The government changes on fracking came shortly after an opposite decision on wind farms, in which more control was given to local areas in a bid to reduce the number of wind farms being built. This was in spite of the fact that opinion polls show that more than three times as many people would prefer to have wind farms in their council area than those who would prefer fracking.
The government has made it clear it is not willing to spend money on reaching targets for renewable energy, which it sees as a drain on resources that could be used more directly to assert their interests.
From the beginning of fracking in the UK, the Tories made it clear they are determined to do whatever it takes to make it a success by going “all out for shale.” The fall in the price of oil and gas has made them even more determined to remove what few restrictions are left. They have already introduced tax exemptions and allowed unprecedented access to areas of outstanding natural beauty and areas of special scientific interest.
A recent decision to allow exploration and drilling for gas in the North Yorkshire Moors shows how the situation has been transformed to favour the frackers. The concession has been given to Third Energy (formerly Viking), which is backed by Barclays Bank. Third Energy will begin working Ebberston Moor in the North York Moors. Part of the agreement is for the company to dispose of huge amounts of wastewater by pumping it back into the ground. This is in spite of the wastewater being potentially radioactive and the fact that there are two protected zones for water collection within 10 kilometres of the planned re-injection well.
The area of Scarborough, in North Yorkshire is supplied with drinking and household water from the local aquifer. A submission to the Environment Agency by the water company involved stated that the planned re-injection may “directly affect their asset”—in other words, the water supply needed by thousands of people. The submission was made public only by means of a Freedom of Information (FOI) request.
In the past, decisions on issues affecting local areas were left in the hands of locally elected councils, to whom objections could be registered. While none of this prevented the domination of society by the interests of big business, it did provide a certain brake on the process.

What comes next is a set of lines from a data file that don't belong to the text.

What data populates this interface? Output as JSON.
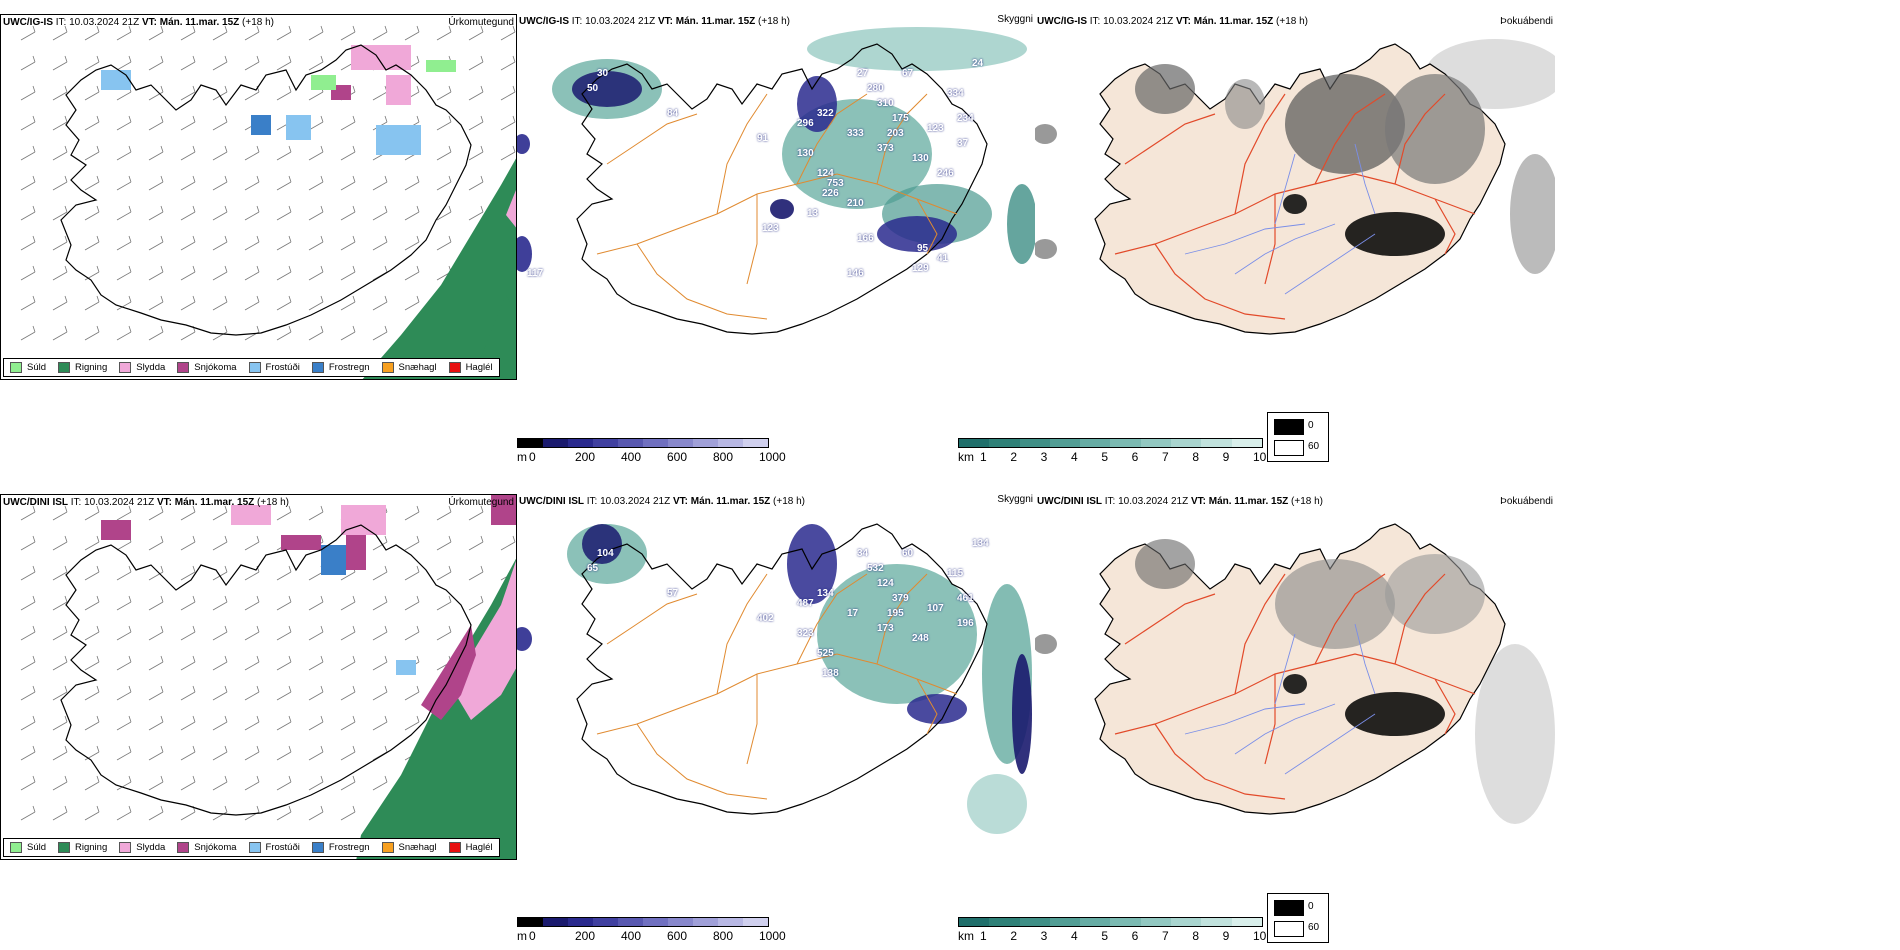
{
  "rows": [
    {
      "model": "UWC/IG-IS",
      "it_label": "IT:",
      "it_value": "10.03.2024 21Z",
      "vt_label": "VT:",
      "vt_value": "Mán. 11.mar. 15Z",
      "lead": "(+18 h)",
      "numbers": [
        "50",
        "30",
        "84",
        "27",
        "67",
        "24",
        "334",
        "280",
        "310",
        "175",
        "322",
        "296",
        "333",
        "203",
        "123",
        "373",
        "130",
        "91",
        "234",
        "130",
        "37",
        "124",
        "226",
        "246",
        "753",
        "210",
        "13",
        "123",
        "166",
        "95",
        "129",
        "146",
        "117",
        "41"
      ]
    },
    {
      "model": "UWC/DINI ISL",
      "it_label": "IT:",
      "it_value": "10.03.2024 21Z",
      "vt_label": "VT:",
      "vt_value": "Mán. 11.mar. 15Z",
      "lead": "(+18 h)",
      "numbers": [
        "65",
        "104",
        "57",
        "34",
        "60",
        "134",
        "115",
        "532",
        "124",
        "379",
        "134",
        "487",
        "17",
        "195",
        "107",
        "173",
        "248",
        "402",
        "461",
        "323",
        "196",
        "525",
        "138"
      ]
    }
  ],
  "panel_titles": {
    "precip": "Úrkomutegund",
    "cloud": "Skyggni",
    "fog": "Þokuábendi"
  },
  "precip_legend": [
    {
      "label": "Súld",
      "color": "#90ee90"
    },
    {
      "label": "Rigning",
      "color": "#2e8b57"
    },
    {
      "label": "Slydda",
      "color": "#f0a8d8"
    },
    {
      "label": "Snjókoma",
      "color": "#b0448a"
    },
    {
      "label": "Frostúði",
      "color": "#87c4f0"
    },
    {
      "label": "Frostregn",
      "color": "#3a7fc8"
    },
    {
      "label": "Snæhagl",
      "color": "#f7a020"
    },
    {
      "label": "Haglél",
      "color": "#e81010"
    }
  ],
  "colorbar_m": {
    "unit": "m",
    "ticks": [
      "0",
      "200",
      "400",
      "600",
      "800",
      "1000"
    ],
    "colors": [
      "#000000",
      "#1a1a6e",
      "#2a2a8e",
      "#4040a0",
      "#5858b0",
      "#7070c0",
      "#8888cc",
      "#a0a0d8",
      "#b8b8e4",
      "#d0d0ee"
    ]
  },
  "colorbar_km": {
    "unit": "km",
    "ticks": [
      "1",
      "2",
      "3",
      "4",
      "5",
      "6",
      "7",
      "8",
      "9",
      "10"
    ],
    "colors": [
      "#1f6f6b",
      "#2e8077",
      "#3f8f86",
      "#529e95",
      "#66aca4",
      "#7bbab2",
      "#92c8c1",
      "#a9d5cf",
      "#c1e2dd",
      "#d9efeb"
    ]
  },
  "fog_key": {
    "black": "0",
    "white": "60"
  }
}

The ruling elite are being driven to the conclusion that such democratic niceties are incompatible with their race against their imperialist rivals, both within Europe and more widely. The stepping up of tensions with Russia has made them more determined than ever to lessen their dependence on imported energy supplies, falling oil prices notwithstanding.
Energy Secretary Amber Rudd said, “We need more secure, home grown energy supplies—and shale gas [obtained through fracking] must play a part in that.” A CBI spokesperson said, “Shoring up our energy supply for the future is critical for businesses …”
In the case of fracking, fierce opposition by local communities played a part in councils turning down applications for fracking in their areas, including in Lancashire and Sussex.
A document commissioned by the government, Shale Gas: Rural Economy Impacts, was heavily redacted when originally published in 2014 by the Environment Department (Defra). The Information Commissioner later ordered Defra to publish the document in full, after a complaint was made by the environmental group Greenpeace. The unredacted version contained information that undermined the government's claims that fracking would have a negligible effect on the local population.
The report predicted:
* House prices would go down by 7 percent in the area around a site being tested for large-scale fracking.
* Nearby properties could face additional insurance costs.
* Traffic congestion could be worsened by up to 51 journeys per day during the exploration phase alone.
* Wastewater from fracking would place an additional burden on the existing treatment facilities.